In the final investigation, an authorized applicant had access to
the financial statement of a company due to its involvement in an
administrative review in one proceeding. Due to a request by the
submitting company, ITA conferred on this document business proprietary
treatment. The authorized applicant, however, urged ITA officials to
place this financial statement on the record of an administrative
review of a second, separate proceeding involving the same company.
Although the financial statement itself was a public document, because
ITA agreed to treat it as business proprietary information, all
authorized applicants were obligated likewise to treat it as business
proprietary information until ITA had decided proprietary treatment was
unwarranted. ITA concluded that referring to a document in one
proceeding to which the authorized applicant had access due to its
involvement in another proceeding was a violation of the APO because
ITA was treating that document as proprietary in the second proceeding.
In all of the cases, ITA found that the APO violations were
inadvertent and that no significant harm was caused to the submitter of
the information.
In each of these cases, the individuals involved were cautioned to
observe the terms of the APO and the Department's regulations, and
warned that any future violations could be treated more severely.
ITA has also determined in two investigations that reasonable cause
did not exist to believe that the terms of an APO had been violated. In
one case, a law firm alleged that another law firm had released
business proprietary information when the second law firm submitted a
document making a legal argument. ITA has concluded that based on the
facts of this case, the second law firm did not disclose any business
proprietary information in making its legal argument.
In the second investigation, an attorney filed an application for
APO access in both an antidumping duty and a countervailing duty
investigation involving the same product from the same country. On the
APO applications, the attorney represented that the client was an
interested party because it was an importer of subject merchandise. It
was later discovered that the importer did import subject merchandise,
but not from the country subject to the two investigations. The
attorney then withdrew, and certified to the destruction of all APO
materials received in the two investigations.

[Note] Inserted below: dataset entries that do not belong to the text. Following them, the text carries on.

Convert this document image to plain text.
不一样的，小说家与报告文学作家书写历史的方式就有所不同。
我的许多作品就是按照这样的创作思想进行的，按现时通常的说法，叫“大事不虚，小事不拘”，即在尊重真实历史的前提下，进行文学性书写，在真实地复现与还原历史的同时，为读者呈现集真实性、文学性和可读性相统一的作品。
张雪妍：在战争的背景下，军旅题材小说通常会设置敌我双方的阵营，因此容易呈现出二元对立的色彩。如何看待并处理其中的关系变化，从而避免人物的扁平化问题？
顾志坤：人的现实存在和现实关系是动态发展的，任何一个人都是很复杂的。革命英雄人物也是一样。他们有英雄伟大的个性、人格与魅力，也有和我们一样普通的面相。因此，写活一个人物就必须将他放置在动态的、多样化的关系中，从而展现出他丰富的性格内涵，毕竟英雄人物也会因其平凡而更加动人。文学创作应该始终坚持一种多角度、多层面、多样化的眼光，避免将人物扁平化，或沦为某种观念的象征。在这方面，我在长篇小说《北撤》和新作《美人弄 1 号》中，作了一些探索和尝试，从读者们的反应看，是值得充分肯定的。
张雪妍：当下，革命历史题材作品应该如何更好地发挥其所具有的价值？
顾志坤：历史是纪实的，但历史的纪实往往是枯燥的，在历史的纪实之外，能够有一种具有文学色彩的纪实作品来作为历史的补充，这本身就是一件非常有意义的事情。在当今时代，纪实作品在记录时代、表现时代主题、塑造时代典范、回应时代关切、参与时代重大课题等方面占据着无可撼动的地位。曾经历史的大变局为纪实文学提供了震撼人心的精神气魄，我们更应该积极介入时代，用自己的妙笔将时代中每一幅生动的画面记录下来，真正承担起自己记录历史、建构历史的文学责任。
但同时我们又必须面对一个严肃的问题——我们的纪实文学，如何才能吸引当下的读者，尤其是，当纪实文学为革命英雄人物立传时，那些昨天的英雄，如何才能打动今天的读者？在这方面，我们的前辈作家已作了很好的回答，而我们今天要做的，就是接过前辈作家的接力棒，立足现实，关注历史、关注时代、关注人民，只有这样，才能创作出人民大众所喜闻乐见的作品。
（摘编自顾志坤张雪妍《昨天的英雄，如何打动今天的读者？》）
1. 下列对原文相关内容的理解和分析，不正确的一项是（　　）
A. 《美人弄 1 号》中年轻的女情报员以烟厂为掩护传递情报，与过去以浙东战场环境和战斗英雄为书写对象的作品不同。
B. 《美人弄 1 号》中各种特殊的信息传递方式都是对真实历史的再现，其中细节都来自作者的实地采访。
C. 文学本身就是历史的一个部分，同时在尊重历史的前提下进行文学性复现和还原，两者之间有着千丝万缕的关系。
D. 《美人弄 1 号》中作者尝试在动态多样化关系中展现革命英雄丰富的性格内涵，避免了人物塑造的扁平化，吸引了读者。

A party to the two investigations alleged that making a false
statement on the APO application was a violation of the APO. ITA
investigated this allegation, and concluded that while the attorney
confirmed that the client imported subject merchandise, the attorney
did not think to confirm that the client imported that merchandise from
the particular country in question, as the attorney represented the
same client in three other investigations involving the same
merchandise, but from different countries. Although the statements in
the two APO applications at issue that the client was an interested
party were false, the attorney made these statement out of mere
inadvertence, and not due to a reckless disregard for the truth, or an
intention to deceive. Based on the facts of this case the required
mental state did not exist to justify sanctions. ITA further concluded
that the investigation did not reveal any evidence that any of the
information obtained by the attorney under the APOs had been improperly
disclosed.
Serious harm can result from inadvertent or other disclosure of
proprietary information obtained under APO. ITA will continue to
investigate vigorously allegations that the provisions of APOs have not
faithfully been observed, and is prepared to impose sanctions
commensurate with the nature of the violations, including letters of
reprimand, denial of access to proprietary information, or debarment
from practice before the ITA.
This notice is published pursuant to 19 CFR 354.18 (2004).
Dated: August 7, 2006.
John D. McInerney,
Chief Counsel, Import Administration.